Grinning, Roger said, “No thanks. Molson Ex for me.”
“Root beer,” Peter said. “Lots of ice.”
As the girl took off, Roger said, “You know, I don’t believe a person can get a waitressing job in this city unless they use the word ‘youse’ at least once during the interview.”
Peter chuckled. “Same thing in Ottawa. Same thing everywhere.”
“You’re from Ottawa?”
“Yeah. Grew up there, studied at U of O. I came up here to do a two-month locum thirteen years ago and met my wife.” He grinned. “The rest is history.”
“How’s your wife holding up?”
Peter told Roger about Dana’s aneurysm and how close he and David had grown since her death.
Roger looked gray. “That’s more than any man’s share of shitty luck.”
The waitress showed up with their drinks before Peter could reply, and that suited him fine. He didn’t want to talk about this anymore tonight.
When the girl left, Roger said, “Your boy and mine spent some time together at the same daycare. Did you know that?”
“Yeah. After I met you last week I remembered.”
“Jason used to talk about David all the time. They really hit it off. He cried every morning for nearly a month after you guys left.”
Peter said nothing. One of his principal regrets about a life in medicine was the amount of family time it had robbed him of. He knew that, compared to many of his colleagues, he’d done his best, reserving the majority of his time away from work for his wife and son. Still, he could have done so much better.

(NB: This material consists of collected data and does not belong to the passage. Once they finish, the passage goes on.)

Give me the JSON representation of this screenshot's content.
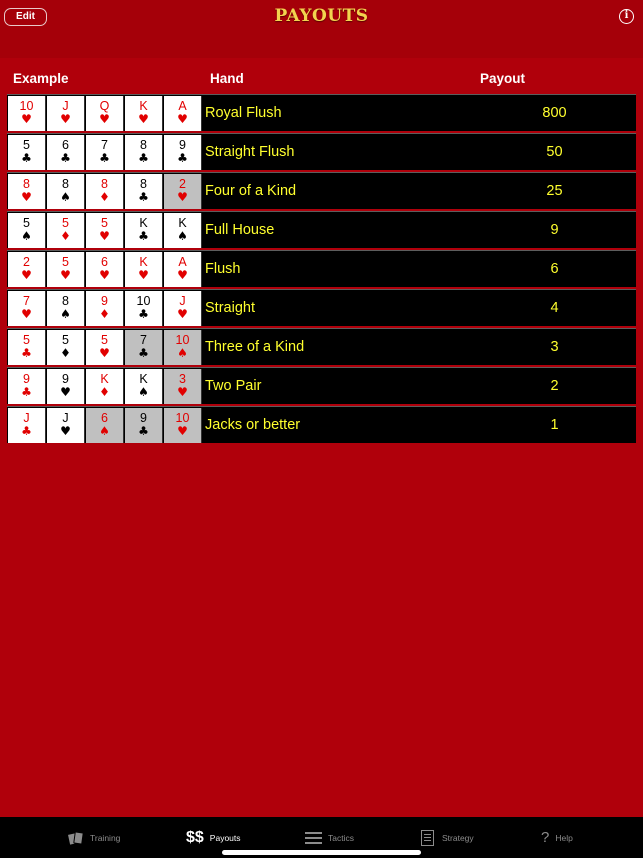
{
  "navbar": {
    "edit_label": "Edit",
    "title": "PAYOUTS",
    "info_icon": "info-icon"
  },
  "table": {
    "headers": {
      "example": "Example",
      "hand": "Hand",
      "payout": "Payout"
    },
    "rows": [
      {
        "hand": "Royal Flush",
        "payout": "800",
        "cards": [
          {
            "rank": "10",
            "suit": "♥",
            "color": "red",
            "held": false
          },
          {
            "rank": "J",
            "suit": "♥",
            "color": "red",
            "held": false
          },
          {
            "rank": "Q",
            "suit": "♥",
            "color": "red",
            "held": false
          },
          {
            "rank": "K",
            "suit": "♥",
            "color": "red",
            "held": false
          },
          {
            "rank": "A",
            "suit": "♥",
            "color": "red",
            "held": false
          }
        ]
      },
      {
        "hand": "Straight Flush",
        "payout": "50",
        "cards": [
          {
            "rank": "5",
            "suit": "♣",
            "color": "black",
            "held": false
          },
          {
            "rank": "6",
            "suit": "♣",
            "color": "black",
            "held": false
          },
          {
            "rank": "7",
            "suit": "♣",
            "color": "black",
            "held": false
          },
          {
            "rank": "8",
            "suit": "♣",
            "color": "black",
            "held": false
          },
          {
            "rank": "9",
            "suit": "♣",
            "color": "black",
            "held": false
          }
        ]
      },
      {
        "hand": "Four of a Kind",
        "payout": "25",
        "cards": [
          {
            "rank": "8",
            "suit": "♥",
            "color": "red",
            "held": false
          },
          {
            "rank": "8",
            "suit": "♠",
            "color": "black",
            "held": false
          },
          {
            "rank": "8",
            "suit": "♦",
            "color": "red",
            "held": false
          },
          {
            "rank": "8",
            "suit": "♣",
            "color": "black",
            "held": false
          },
          {
            "rank": "2",
            "suit": "♥",
            "color": "red",
            "held": true
          }
        ]
      },
      {
        "hand": "Full House",
        "payout": "9",
        "cards": [
          {
            "rank": "5",
            "suit": "♠",
            "color": "black",
            "held": false
          },
          {
            "rank": "5",
            "suit": "♦",
            "color": "red",
            "held": false
          },
          {
            "rank": "5",
            "suit": "♥",
            "color": "red",
            "held": false
          },
          {
            "rank": "K",
            "suit": "♣",
            "color": "black",
            "held": false
          },
          {
            "rank": "K",
            "suit": "♠",
            "color": "black",
            "held": false
          }
        ]
      },
      {
        "hand": "Flush",
        "payout": "6",
        "cards": [
          {
            "rank": "2",
            "suit": "♥",
            "color": "red",
            "held": false
          },
          {
            "rank": "5",
            "suit": "♥",
            "color": "red",
            "held": false
          },
          {
            "rank": "6",
            "suit": "♥",
            "color": "red",
            "held": false
          },
          {
            "rank": "K",
            "suit": "♥",
            "color": "red",
            "held": false
          },
          {
            "rank": "A",
            "suit": "♥",
            "color": "red",
            "held": false
          }
        ]
      },
      {
        "hand": "Straight",
        "payout": "4",
        "cards": [
          {
            "rank": "7",
            "suit": "♥",
            "color": "red",
            "held": false
          },
          {
            "rank": "8",
            "suit": "♠",
            "color": "black",
            "held": false
          },
          {
            "rank": "9",
            "suit": "♦",
            "color": "red",
            "held": false
          },
          {
            "rank": "10",
            "suit": "♣",
            "color": "black",
            "held": false
          },
          {
            "rank": "J",
            "suit": "♥",
            "color": "red",
            "held": false
          }
        ]
      },
      {
        "hand": "Three of a Kind",
        "payout": "3",
        "cards": [
          {
            "rank": "5",
            "suit": "♣",
            "color": "red",
            "held": false
          },
          {
            "rank": "5",
            "suit": "♦",
            "color": "black",
            "held": false
          },
          {
            "rank": "5",
            "suit": "♥",
            "color": "red",
            "held": false
          },
          {
            "rank": "7",
            "suit": "♣",
            "color": "black",
            "held": true
          },
          {
            "rank": "10",
            "suit": "♠",
            "color": "red",
            "held": true
          }
        ]
      },
      {
        "hand": "Two Pair",
        "payout": "2",
        "cards": [
          {
            "rank": "9",
            "suit": "♣",
            "color": "red",
            "held": false
          },
          {
            "rank": "9",
            "suit": "♥",
            "color": "black",
            "held": false
          },
          {
            "rank": "K",
            "suit": "♦",
            "color": "red",
            "held": false
          },
          {
            "rank": "K",
            "suit": "♠",
            "color": "black",
            "held": false
          },
          {
            "rank": "3",
            "suit": "♥",
            "color": "red",
            "held": true
          }
        ]
      },
      {
        "hand": "Jacks or better",
        "payout": "1",
        "cards": [
          {
            "rank": "J",
            "suit": "♣",
            "color": "red",
            "held": false
          },
          {
            "rank": "J",
            "suit": "♥",
            "color": "black",
            "held": false
          },
          {
            "rank": "6",
            "suit": "♠",
            "color": "red",
            "held": true
          },
          {
            "rank": "9",
            "suit": "♣",
            "color": "black",
            "held": true
          },
          {
            "rank": "10",
            "suit": "♥",
            "color": "red",
            "held": true
          }
        ]
      }
    ]
  },
  "tabbar": {
    "tabs": [
      {
        "label": "Training",
        "icon": "cards-icon",
        "active": false
      },
      {
        "label": "Payouts",
        "icon": "dollar-icon",
        "icon_text": "$$",
        "active": true
      },
      {
        "label": "Tactics",
        "icon": "list-icon",
        "active": false
      },
      {
        "label": "Strategy",
        "icon": "document-icon",
        "active": false
      },
      {
        "label": "Help",
        "icon": "question-icon",
        "icon_text": "?",
        "active": false
      }
    ]
  },
  "colors": {
    "background": "#a50009",
    "accent_text": "#ffff2e",
    "title": "#f2d34f",
    "card_red": "#e10000",
    "held_card": "#c0c0c0"
  }
}
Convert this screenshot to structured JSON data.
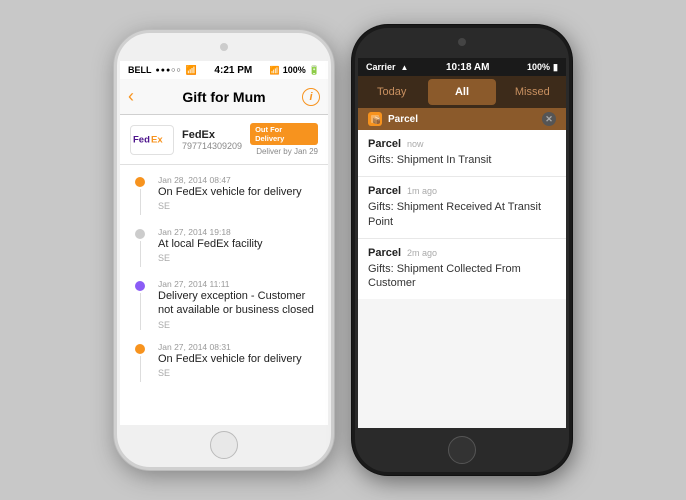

Roger poured half his beer into a frosted stein and took a gulp, a thin crescent of foam sticking to his lip. He wiped it away and said, “You into movies?”
“Love ’em. If I had to do it all over again, I’d try to get into the business.”
Roger grinned. “Star potential?”
“Hardly. No, the creative end. Writing, maybe. And the software they’ve got now? Fascinating. I was just getting David interested in a computer animation course for kids the university offers. He was a whip with computers.”
“How do you feel about going to them? Movies, I mean.”
“You and me?”
“Don’t get worked up. It’s not a date.”
Peter snorted laughter. “Relax, you’re not my type. When were you thinking?”
“That new Spielberg flick starts tomorrow. I’m on graveyard shift tonight, so I’ll sleep till one or so. Why don’t you call me anytime after that?” He jotted his number on a napkin and gave it to Peter. “We could do the early show, beat the rush, then maybe catch a bite at Mr. Prime Rib.”
“My favorite place in the world. I’m in.”
“How do you want to work it?”
Peter glanced at Roger’s vanishing beer and said, “You’re the boozehound. I’ll pick you up.”
Roger smiled. “Deal.”
The waitress came back all smiles with her tray and said, “Can I get youse anything else?” and both men broke into helpless laughter.
* * *
Peter felt good. He was watching Tommy Boy, a Chris Farley movie he and David had watched together about a million times. David had loved the film so much, he’d named his goldfish after the main character, and for a while Dana had made ‘Tommy Boy’ her pet name for David. Peter laughed out loud in a dozen places watching the film, and by the time it was over felt relaxed enough to call it a night. Brushing his teeth, he realized that a big part of the way he was feeling came from the prospect of a friendship with Roger Mullen. Roger was a good guy who understood Peter’s situation. The other friends he had were mostly couples left over from the days he and Dana socialized with members of the medical community. A friendship with Roger would allow them to lean on each other, outside of the sometimes morbid circle of the group. He was actually looking forward to their outing tomorrow night.
Passing David’s door on the way to bed, Peter considered going inside again; but in spite of what Erika had suggested at the meeting—and in spite of his own vain hope that what he’d seen in this room had actually been his son—he’d already reconciled himself to the belief that what he’d experienced was a dream...vivid, terrifying, heart-breaking, but a dream nonetheless. He could see no point in attempting to relive it.
He climbed into bed, pulled the covers up to his chin and slipped into a deep, dreamless slumber.